Richard Michael; Jacob Kæstel-Hansen; Peter Mørch Groth; Simon Bartels; Jesper Salomon; Pengfei Tian; Nikos S Hatzakis; Wouter Boomsma

doi:10.1371/journal.pcbi.1012061

A systematic analysis of regression models for protein engineering

PLoS Comput Biol. 2024 May 3;20(5):e1012061. doi: 10.1371/journal.pcbi.1012061. eCollection 2024 May.

Authors

Richard Michael¹, Jacob Kæstel-Hansen², Peter Mørch Groth^{1

3}, Simon Bartels¹, Jesper Salomon³, Pengfei Tian³, Nikos S Hatzakis², Wouter Boomsma¹

Affiliations

¹ Department of Computer Science, University of Copenhagen, Copenhagen, Denmark.
² Department of Chemistry, University of Copenhagen, Copenhagen, Denmark.
³ Enzyme Research, Novozymes A/S, Kongens Lyngby, Denmark.

Abstract

To optimize proteins for particular traits holds great promise for industrial and pharmaceutical purposes. Machine Learning is increasingly applied in this field to predict properties of proteins, thereby guiding the experimental optimization process. A natural question is: How much progress are we making with such predictions, and how important is the choice of regressor and representation? In this paper, we demonstrate that different assessment criteria for regressor performance can lead to dramatically different conclusions, depending on the choice of metric, and how one defines generalization. We highlight the fundamental issues of sample bias in typical regression scenarios and how this can lead to misleading conclusions about regressor performance. Finally, we make the case for the importance of calibrated uncertainty in this domain.

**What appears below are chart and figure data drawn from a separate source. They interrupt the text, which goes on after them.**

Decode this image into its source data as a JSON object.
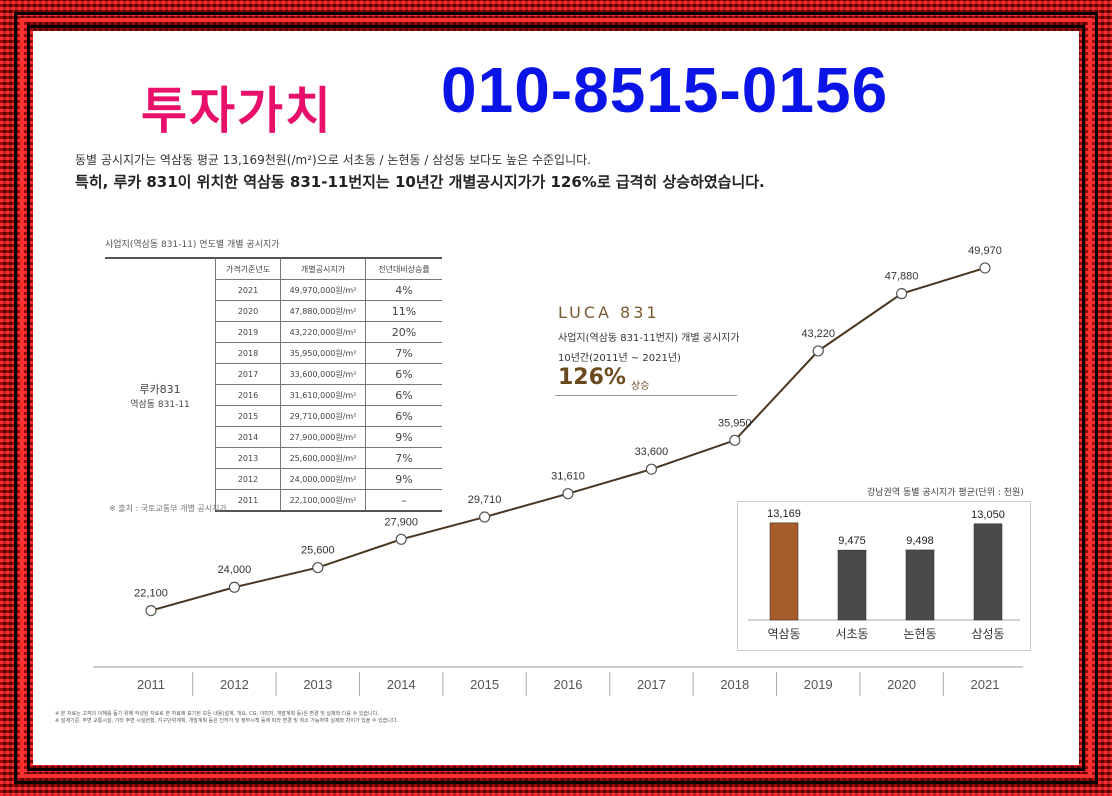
{
  "header": {
    "title": "투자가치",
    "phone": "010-8515-0156"
  },
  "intro": {
    "line1": "동별 공시지가는 역삼동 평균 13,169천원(/m²)으로 서초동 / 논현동 / 삼성동 보다도 높은 수준입니다.",
    "line2": "특히, 루카 831이 위치한 역삼동 831-11번지는 10년간 개별공시지가가 126%로 급격히 상승하였습니다."
  },
  "table": {
    "title": "사업지(역삼동 831-11) 연도별 개별 공시지가",
    "headers": [
      "가격기준년도",
      "개별공시지가",
      "전년대비상승률"
    ],
    "side_label_1": "루카831",
    "side_label_2": "역삼동 831-11",
    "rows": [
      [
        "2021",
        "49,970,000원/m²",
        "4%"
      ],
      [
        "2020",
        "47,880,000원/m²",
        "11%"
      ],
      [
        "2019",
        "43,220,000원/m²",
        "20%"
      ],
      [
        "2018",
        "35,950,000원/m²",
        "7%"
      ],
      [
        "2017",
        "33,600,000원/m²",
        "6%"
      ],
      [
        "2016",
        "31,610,000원/m²",
        "6%"
      ],
      [
        "2015",
        "29,710,000원/m²",
        "6%"
      ],
      [
        "2014",
        "27,900,000원/m²",
        "9%"
      ],
      [
        "2013",
        "25,600,000원/m²",
        "7%"
      ],
      [
        "2012",
        "24,000,000원/m²",
        "9%"
      ],
      [
        "2011",
        "22,100,000원/m²",
        "–"
      ]
    ],
    "source": "※ 출처 : 국토교통부 개별 공시지가"
  },
  "luca": {
    "logo": "LUCA 831",
    "line1": "사업지(역삼동 831-11번지) 개별 공시지가",
    "line2": "10년간(2011년 ~ 2021년)",
    "pct": "126%",
    "sub": "상승"
  },
  "notes": {
    "n1": "※ 본 자료는 고객의 이해를 돕기 위해 작성된 자료로 본 자료에 표기된 모든 내용(설계, 개요, CG, 이미지, 개발계획 등)은 변경 및 실제와 다를 수 있습니다.",
    "n2": "※ 설계기준, 주변 교통시설, 기타 주변 시설현황, 지구단위계획, 개발계획 등은 인허가 및 정부시책 등에 따라 변경 및 취소 가능하며 실제와 차이가 있을 수 있습니다."
  },
  "colors": {
    "accent": "#e8106a",
    "phone": "#0a14e6",
    "highlight_bar": "#a65c2b",
    "other_bar": "#4a4a4a",
    "line": "#4a3520"
  },
  "chart_data": [
    {
      "type": "line",
      "x": [
        "2011",
        "2012",
        "2013",
        "2014",
        "2015",
        "2016",
        "2017",
        "2018",
        "2019",
        "2020",
        "2021"
      ],
      "values": [
        22100,
        24000,
        25600,
        27900,
        29710,
        31610,
        33600,
        35950,
        43220,
        47880,
        49970
      ],
      "labels": [
        "22,100",
        "24,000",
        "25,600",
        "27,900",
        "29,710",
        "31,610",
        "33,600",
        "35,950",
        "43,220",
        "47,880",
        "49,970"
      ],
      "ylim": [
        18000,
        52000
      ],
      "grid": false
    },
    {
      "type": "bar",
      "title": "강남권역 동별 공시지가 평균(단위 : 천원)",
      "categories": [
        "역삼동",
        "서초동",
        "논현동",
        "삼성동"
      ],
      "values": [
        13169,
        9475,
        9498,
        13050
      ],
      "labels": [
        "13,169",
        "9,475",
        "9,498",
        "13,050"
      ],
      "ylim": [
        0,
        16000
      ]
    }
  ]
}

Copyright: © 2024 Michael et al. This is an open access article distributed under the terms of the Creative Commons Attribution License, which permits unrestricted use, distribution, and reproduction in any medium, provided the original author and source are credited.

MeSH terms

Algorithms
Computational Biology* / methods
Machine Learning*
Protein Engineering* / methods
Proteins / chemistry
Regression Analysis

Grants and funding

This work was in part supported by the Danish Data Science Academy (to RM ddsa.dk, DDSA-PhD-2022-010 which is funded by the Novo Nordisk Foundation, NNF21SA0069429, novonordiskfonden.dk, and VILLUM FONDEN, 40516, veluxfoundations.dk). Further funding includes the NNF Center for 4D cellular dynamics (to NSH, NNF22OC0075851, novonordiskfonden.dk) and Villum Synergy (to NSH and WB, veluxfoundations.dk, DeepDesign 40578), the Innovation Fund Denmark (to WB and PMG, innovationsfonden.dk, 1044-00158A), the MLLS Center (Basic Machine Learning Research in Life Science, novonordiskfonden.dk, NNF20OC0062606), Digital Pilot Hub (to SB, Skylab Digital, Danish Ministry of Education and Science), and the Pioneer Centre for AI (to RM, PMG, SB, WB, Danish National Research Foundation, dg.dk, grant number P1). The funders played no role in study design, data collection, analysis, decision to publish, or preparation of the manuscript.